En outre, le bébé sera capable de boire en un seul repas 20% de son poids. À cause de ces particularités, il est fréquent de penser que des bébés soient orphelins puisqu’on ne voit jamais de mère aller au nid. N’y passant que très rarement, et surtout à l’aube, au crépuscule ou carrément la nuit, il est aisé de croire le nid abandonné par la mère. Ne faites ainsi pas l’erreur de déranger une portée qui se porterait autrement très bien.
Mais s’il y a lieu de croire que des soins soient nécessaires à cause d’un accident à la mère ou de par la présence de prédateurs, vous pouvez prendre le risque d’élever cette petite famille.

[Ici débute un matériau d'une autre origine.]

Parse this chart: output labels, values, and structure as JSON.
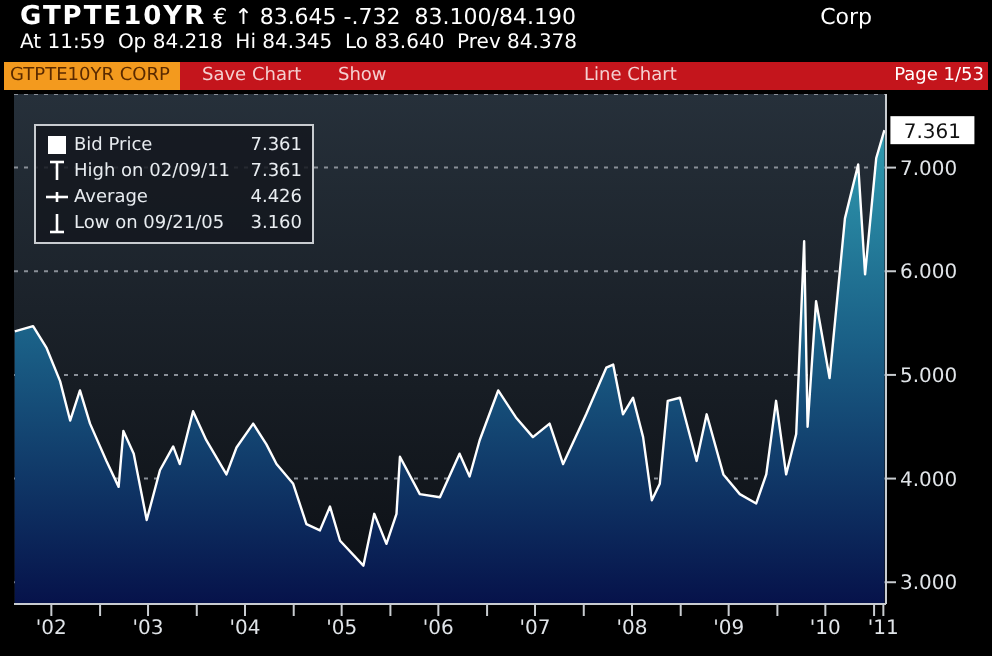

Il faudra d’abord penser à prévenir l’hypothermie. Ensuite voir à l’hydratation. Plusieurs recettes de lait existent, mais il s’agit généralement de lait de remplacement de chaton (parce que déjà riche en protéines) combiné à une source supplémentaire de gras et de protéines comme un œuf ou de la crème. Comme ces repas au biberon seront moins nutritifs que le lait maternel, il sera bon de nourrir les bébés trois à quatre fois par jour.
Il faudra voir aussi à leur faire faire leurs petits besoins, du moins pendant la première semaine de leur vie. Et après une quinzaine de jours, on verra à leur offrir une belle qualité de foin pour ajouter d’autres types de nourriture solide vers trois semaines.
Particularités
Dans le cas qui nous concerne, le plus difficile était de savoir quels soins offrir et à quel moment puisque l’âge des nourrissons était inconnu. Quelle quantité de lait offrir? Quand introduire le foin? Plusieurs autres questions restaient sans réponse: à quelle fréquence stimuler la miction et la défécation? Quand commencer à diminuer les quantités de lait offertes et à quel rythme? À quel moment les remettre en liberté?
Sachant que des bébés lièvres naissent avec un poids variant entre 45 et 75 grammes, on peut croire que les levrauts de Mme Ménard étaient bien jeunes au moment de leur découverte puisqu’ils pesaient entre 82 et 88 grammes. Il a été bien difficile pour elle de ne pas les flatter, les bécoter, de ne pas les habituer à se faire prendre et surtout, à ne pas leur donner de nom, tout cela sur mes recommandations pour créer une barrière psychologique et être en mesure de relâcher des animaux le plus équilibrés possible.
Au printemps 2012, trois nouveaux individus s’ajouteront dans votre environnement afin de garder bien vivante ce qu’on appelle notre faune. Bravo pour votre travail Mme Ménard!.